« Quand je regarde l’œuvre Interrupted Connection de 2020 et que je la compare avec les événements qui se produisent aujourd’hui, je comprends à quel point la vie était facile et insouciante avant la guerre. » (Eva Alvor.)
Influence et parcours
Aussi loin qu’elle se souvienne, Eva a toujours dessiné. Lorsqu’elle était toute petite, elle transformait n’importe quel espace vide en illustration, que ce soit une feuille de papier ou une page vide d’un livre. Pour elle, il s’agissait de créer son propre monde dans lequel elle pouvait vivre, en un mot : être, sans avoir à respirer l’odeur de poudre que portait, depuis un certain temps, un vent venu de l’Est.
C’était aussi l’occasion pour elle de matérialiser son imaginaire en quelque chose de tangible : tableau ou simple esquisse. Afin de continuer sur son chemin artistique, Eva a ensuite intégré une école d’art où il était possible de maîtriser les bases de la peinture, ce qui semblait assez ennuyeux à l’artiste, car le programme était inspiré du réalisme socialiste soviétique et, donc, assez restreignant pour Eva qui aspirait à innover. À l’Université nationale Khmelnitski, l’une des spécialités d’un des départements était le design, ce qui, pour elle, offrait un champ d’expérimentation plus large.
Elle se souvient de cette période comme de merveilleuses journées créatives, où elle pouvait peindre en studio toute la nuit, fumer par la fenêtre, passer du temps avec des amis ; elle se sentait en harmonie avec le monde.
Eva a été très fortement influencée par sa sœur, qui a vécu en Europe de l’Ouest et a été la première à lui faire découvrir l’univers de l’art moderne ; elle a compris qu’il existait d’autres communautés de créateurs aux techniques variées et Eva s’est empressée de les étudier. Sa sœur a commencé à présenter à Eva les dernières nouveautés en matière d’art contemporain, en lui envoyant des articles intéressants sur les artistes et leur style, ainsi que des conférences sur l’art. C’était un monde incroyablement intéressant et passionnant où il n’y avait pas de limites. Cet espace de liberté a montré à Eva qu’il existait des procédés et chemins différents de ceux tracés par l’école d’art et l’université de Khmelnitski.
La beauté non évidente
C’est à cette période qu’elle découvre le concept de beauté non évidente et souhaite l’approfondir, ce qui deviendra un autre sujet pour ses peintures, comme l’œuvre Red de 2021, qui représente un feu de circulation lorsqu’il devient rouge. L’œuvre est magnétique et mystérieuse et joue avec les nuances de couleur d’un feu tricolore dont le rouge revêt plusieurs significations, en fonction de l’observateur.

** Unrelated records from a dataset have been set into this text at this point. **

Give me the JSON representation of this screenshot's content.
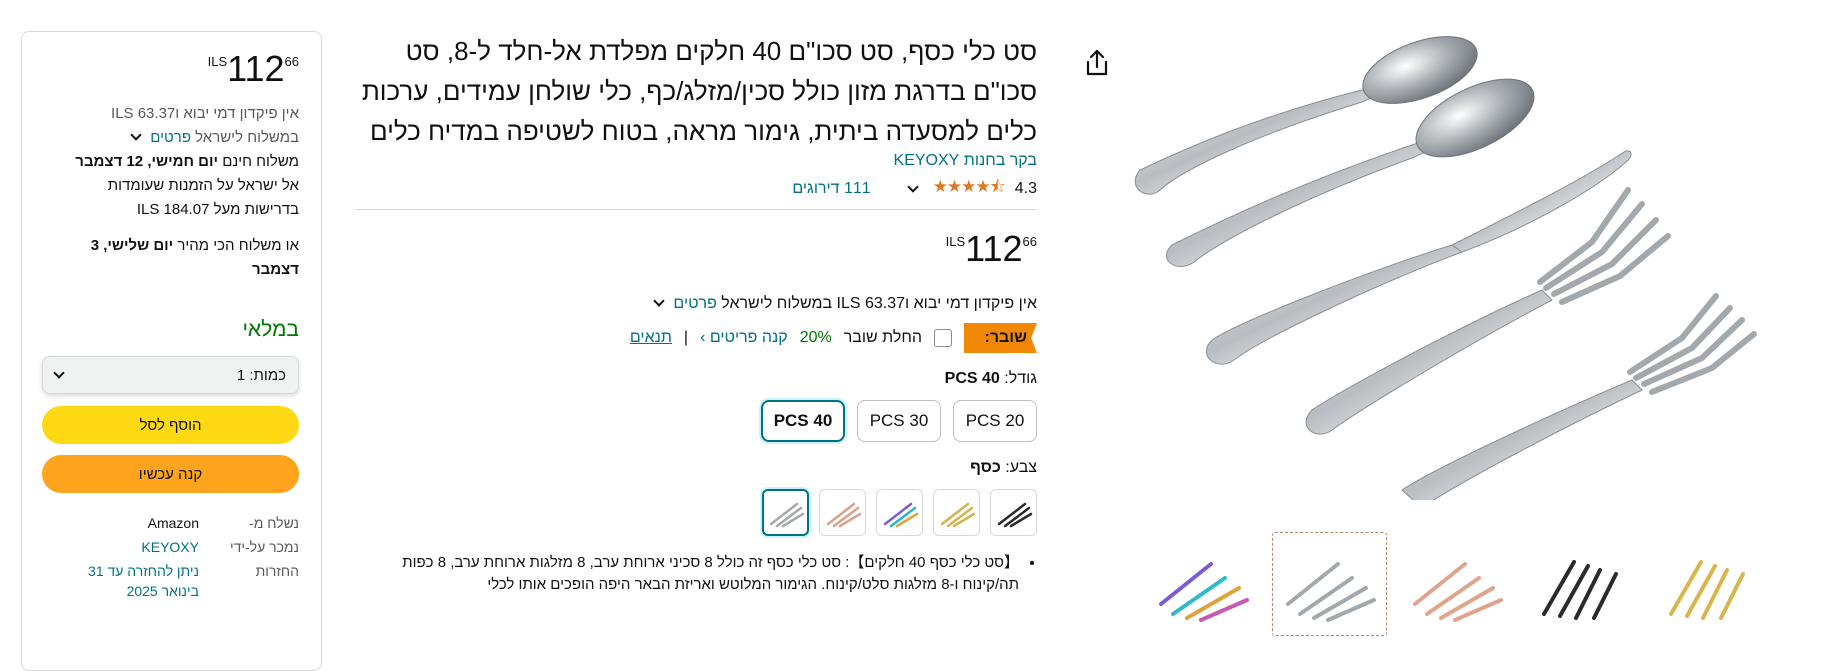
{
  "buybox": {
    "price": {
      "currency": "ILS",
      "whole": "112",
      "fraction": "66"
    },
    "import_line": "אין פיקדון דמי יבוא ו63.37 ILS",
    "shipping_prefix": "במשלוח לישראל",
    "details_link": "פרטים",
    "free_delivery_prefix": "משלוח חינם",
    "free_delivery_date": "יום חמישי, 12 דצמבר",
    "free_delivery_line2": "אל ישראל על הזמנות שעומדות",
    "free_delivery_line3": "בדרישות מעל 184.07 ILS",
    "fastest_prefix": "או משלוח הכי מהיר",
    "fastest_date": "יום שלישי, 3 דצמבר",
    "in_stock": "במלאי",
    "quantity_label": "כמות:",
    "quantity_value": "1",
    "add_to_cart": "הוסף לסל",
    "buy_now": "קנה עכשיו",
    "meta": [
      {
        "key": "נשלח מ-",
        "value": "Amazon"
      },
      {
        "key": "נמכר על-ידי",
        "value": "KEYOXY"
      },
      {
        "key": "החזרות",
        "value": "ניתן להחזרה עד 31 בינואר 2025"
      }
    ]
  },
  "product": {
    "title": "סט כלי כסף, סט סכו\"ם 40 חלקים מפלדת אל-חלד ל-8, סט סכו\"ם בדרגת מזון כולל סכין/מזלג/כף, כלי שולחן עמידים, ערכות כלים למסעדה ביתית, גימור מראה, בטוח לשטיפה במדיח כלים",
    "store_link": "בקר בחנות KEYOXY",
    "rating_value": "4.3",
    "rating_count": "111 דירוגים",
    "price": {
      "currency": "ILS",
      "whole": "112",
      "fraction": "66"
    },
    "import_line": "אין פיקדון דמי יבוא ו63.37 ILS במשלוח לישראל",
    "details_link": "פרטים",
    "coupon": {
      "tag": "שובר:",
      "apply_label": "החלת שובר",
      "percent": "20%",
      "shop_items": "קנה פריטים ›",
      "separator": "|",
      "terms": "תנאים"
    },
    "size": {
      "label": "גודל:",
      "selected": "40 PCS",
      "options": [
        "20 PCS",
        "30 PCS",
        "40 PCS"
      ]
    },
    "color": {
      "label": "צבע:",
      "selected": "כסף",
      "swatches": [
        "black",
        "gold",
        "rainbow",
        "rose-gold",
        "silver"
      ]
    },
    "bullet_1": "【סט כלי כסף 40 חלקים】: סט כלי כסף זה כולל 8 סכיני ארוחת ערב, 8 מזלגות ארוחת ערב, 8 כפות תה/קינוח ו-8 מזלגות סלט/קינוח. הגימור המלוטש ואריזת הבאר היפה הופכים אותו לכלי"
  },
  "gallery": {
    "thumbnails": [
      "rainbow",
      "silver",
      "rose-gold",
      "black",
      "gold"
    ],
    "selected_thumbnail": "silver"
  },
  "colors": {
    "link": "#007185",
    "in_stock": "#007600",
    "add_to_cart": "#ffd814",
    "buy_now": "#ffa41c",
    "coupon": "#f08804",
    "stars": "#de7921"
  }
}
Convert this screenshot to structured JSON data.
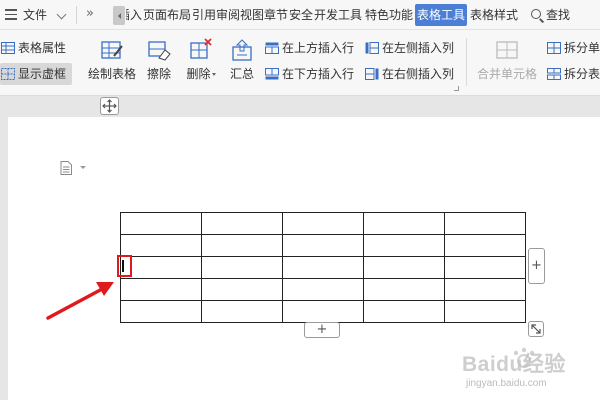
{
  "menu": {
    "file": "文件",
    "expand": "»",
    "tabs": [
      {
        "label": "插入",
        "visible": "插入"
      },
      {
        "label": "页面布局"
      },
      {
        "label": "引用"
      },
      {
        "label": "审阅"
      },
      {
        "label": "视图"
      },
      {
        "label": "章节"
      },
      {
        "label": "安全"
      },
      {
        "label": "开发工具"
      },
      {
        "label": "特色功能"
      },
      {
        "label": "表格工具"
      },
      {
        "label": "表格样式"
      }
    ],
    "search": "查找"
  },
  "ribbon": {
    "table_props": "表格属性",
    "show_grid": "显示虚框",
    "draw_table": "绘制表格",
    "erase": "擦除",
    "delete": "删除",
    "summary": "汇总",
    "insert_above": "在上方插入行",
    "insert_below": "在下方插入行",
    "insert_left": "在左侧插入列",
    "insert_right": "在右侧插入列",
    "merge_cells": "合并单元格",
    "split_cells": "拆分单元格",
    "split_table": "拆分表格"
  },
  "table": {
    "rows": 5,
    "cols": 5
  },
  "controls": {
    "add_col": "+",
    "add_row": "+"
  },
  "watermark": {
    "text": "Baidu经验",
    "url": "jingyan.baidu.com"
  },
  "colors": {
    "accent": "#4b7fd6",
    "arrow": "#e0191d"
  }
}
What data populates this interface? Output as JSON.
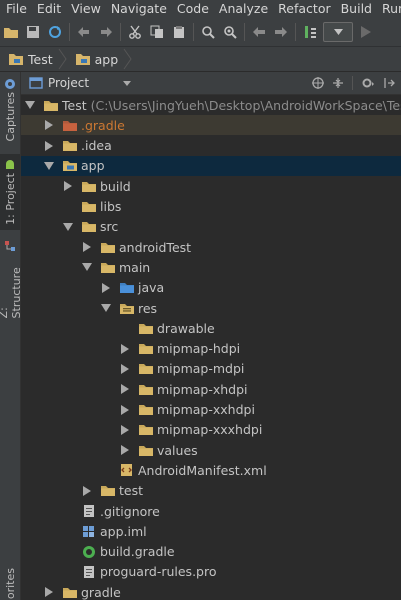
{
  "menu": [
    "File",
    "Edit",
    "View",
    "Navigate",
    "Code",
    "Analyze",
    "Refactor",
    "Build",
    "Run"
  ],
  "breadcrumbs": [
    "Test",
    "app"
  ],
  "panel": {
    "title": "Project"
  },
  "left_tabs": [
    "Captures",
    "1: Project",
    "Z: Structure",
    "orites"
  ],
  "tree": [
    {
      "label": "Test",
      "sub": "(C:\\Users\\JingYueh\\Desktop\\AndroidWorkSpace\\Test)",
      "depth": 0,
      "expanded": true,
      "icon": "project-folder-icon"
    },
    {
      "label": ".gradle",
      "depth": 1,
      "expanded": false,
      "icon": "folder-excluded-icon",
      "state": "dim",
      "color": "#cc7832"
    },
    {
      "label": ".idea",
      "depth": 1,
      "expanded": false,
      "icon": "folder-icon"
    },
    {
      "label": "app",
      "depth": 1,
      "expanded": true,
      "icon": "module-folder-icon",
      "state": "selected"
    },
    {
      "label": "build",
      "depth": 2,
      "expanded": false,
      "icon": "folder-icon"
    },
    {
      "label": "libs",
      "depth": 2,
      "icon": "folder-icon"
    },
    {
      "label": "src",
      "depth": 2,
      "expanded": true,
      "icon": "folder-icon"
    },
    {
      "label": "androidTest",
      "depth": 3,
      "expanded": false,
      "icon": "folder-icon"
    },
    {
      "label": "main",
      "depth": 3,
      "expanded": true,
      "icon": "folder-icon"
    },
    {
      "label": "java",
      "depth": 4,
      "expanded": false,
      "icon": "source-folder-icon"
    },
    {
      "label": "res",
      "depth": 4,
      "expanded": true,
      "icon": "resource-folder-icon"
    },
    {
      "label": "drawable",
      "depth": 5,
      "icon": "folder-icon"
    },
    {
      "label": "mipmap-hdpi",
      "depth": 5,
      "expanded": false,
      "icon": "folder-icon"
    },
    {
      "label": "mipmap-mdpi",
      "depth": 5,
      "expanded": false,
      "icon": "folder-icon"
    },
    {
      "label": "mipmap-xhdpi",
      "depth": 5,
      "expanded": false,
      "icon": "folder-icon"
    },
    {
      "label": "mipmap-xxhdpi",
      "depth": 5,
      "expanded": false,
      "icon": "folder-icon"
    },
    {
      "label": "mipmap-xxxhdpi",
      "depth": 5,
      "expanded": false,
      "icon": "folder-icon"
    },
    {
      "label": "values",
      "depth": 5,
      "expanded": false,
      "icon": "folder-icon"
    },
    {
      "label": "AndroidManifest.xml",
      "depth": 4,
      "icon": "xml-file-icon"
    },
    {
      "label": "test",
      "depth": 3,
      "expanded": false,
      "icon": "folder-icon"
    },
    {
      "label": ".gitignore",
      "depth": 2,
      "icon": "text-file-icon"
    },
    {
      "label": "app.iml",
      "depth": 2,
      "icon": "iml-file-icon"
    },
    {
      "label": "build.gradle",
      "depth": 2,
      "icon": "gradle-file-icon"
    },
    {
      "label": "proguard-rules.pro",
      "depth": 2,
      "icon": "text-file-icon"
    },
    {
      "label": "gradle",
      "depth": 1,
      "expanded": false,
      "icon": "folder-icon"
    }
  ]
}
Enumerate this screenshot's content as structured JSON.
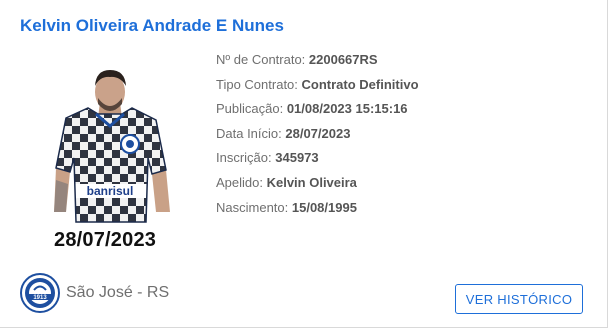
{
  "player": {
    "name": "Kelvin Oliveira Andrade E Nunes",
    "photo_caption": "28/07/2023",
    "shirt_sponsor": "banrisul"
  },
  "details": [
    {
      "label": "Nº de Contrato: ",
      "value": "2200667RS"
    },
    {
      "label": "Tipo Contrato: ",
      "value": "Contrato Definitivo"
    },
    {
      "label": "Publicação: ",
      "value": "01/08/2023 15:15:16"
    },
    {
      "label": "Data Início: ",
      "value": "28/07/2023"
    },
    {
      "label": "Inscrição: ",
      "value": "345973"
    },
    {
      "label": "Apelido: ",
      "value": "Kelvin Oliveira"
    },
    {
      "label": "Nascimento: ",
      "value": "15/08/1995"
    }
  ],
  "club": {
    "name": "São José - RS",
    "logo_icon": "club-crest-icon",
    "logo_text": "1913"
  },
  "actions": {
    "history_label": "VER HISTÓRICO"
  },
  "colors": {
    "accent": "#1e6fd9",
    "label": "#6f6f6f",
    "value": "#555555"
  }
}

La beauté non évidente réside dans l’intrigue de l’objet qui est peint, le mystère du choix des tons de couleurs et de leur agencement. Expérimentant les matériaux, l’artiste s’est aussi essayée au collage. Le premier est né dans la cuisine de l’appartement où elle logeait avec sa mère. Elle a commencé à découper divers objets dans de vieux magazines et à les coller au mur : de cette manière, quelque chose de nouveau renaissait du simple quotidien relaté dans les journaux. Les gens qui venaient lui rendre visite s’arrêtaient et regardaient longuement les œuvres en s’interrogeant sur leur signification.
Il est également important de préciser que la majeure partie du travail d’Eva est occupée par le thème des arbres, comme souvenir d’enfance, sorte de madeleine de Proust, qui correspond à la période précédant l’invasion russe. Malgré cet événement qui a chamboulé l’Europe, Eva a choisi de rester en Ukraine. Quand elle et sa sœur étaient petites, elles vivaient dans une maison privée du village avec leur grand-mère : « Nous avions des arbres sur notre propriété. Mon préféré était un noyer et celui de ma sœur était un pommier. J’adorais toucher les fruits verts non mûrs et respirer leurs arômes. » Maintenant, Eva vit dans un immeuble de grande hauteur à Zaporijia, ses enfants adorent jouer sur le terrain qui se trouve en face, grimper aux arbres pour s’asseoir entre les branches.
Mais, lorsque la sirène d’alarme sonne, l’insouciance qui galvanisait son esprit créatif d’avant-guerre se télescope dans la vision de ses enfants qui, malgré les drones et missiles, gardent leurs yeux innocents et purs en direction d’un futur apaisé, d’un retour à une certaine forme de calme et de sérénité.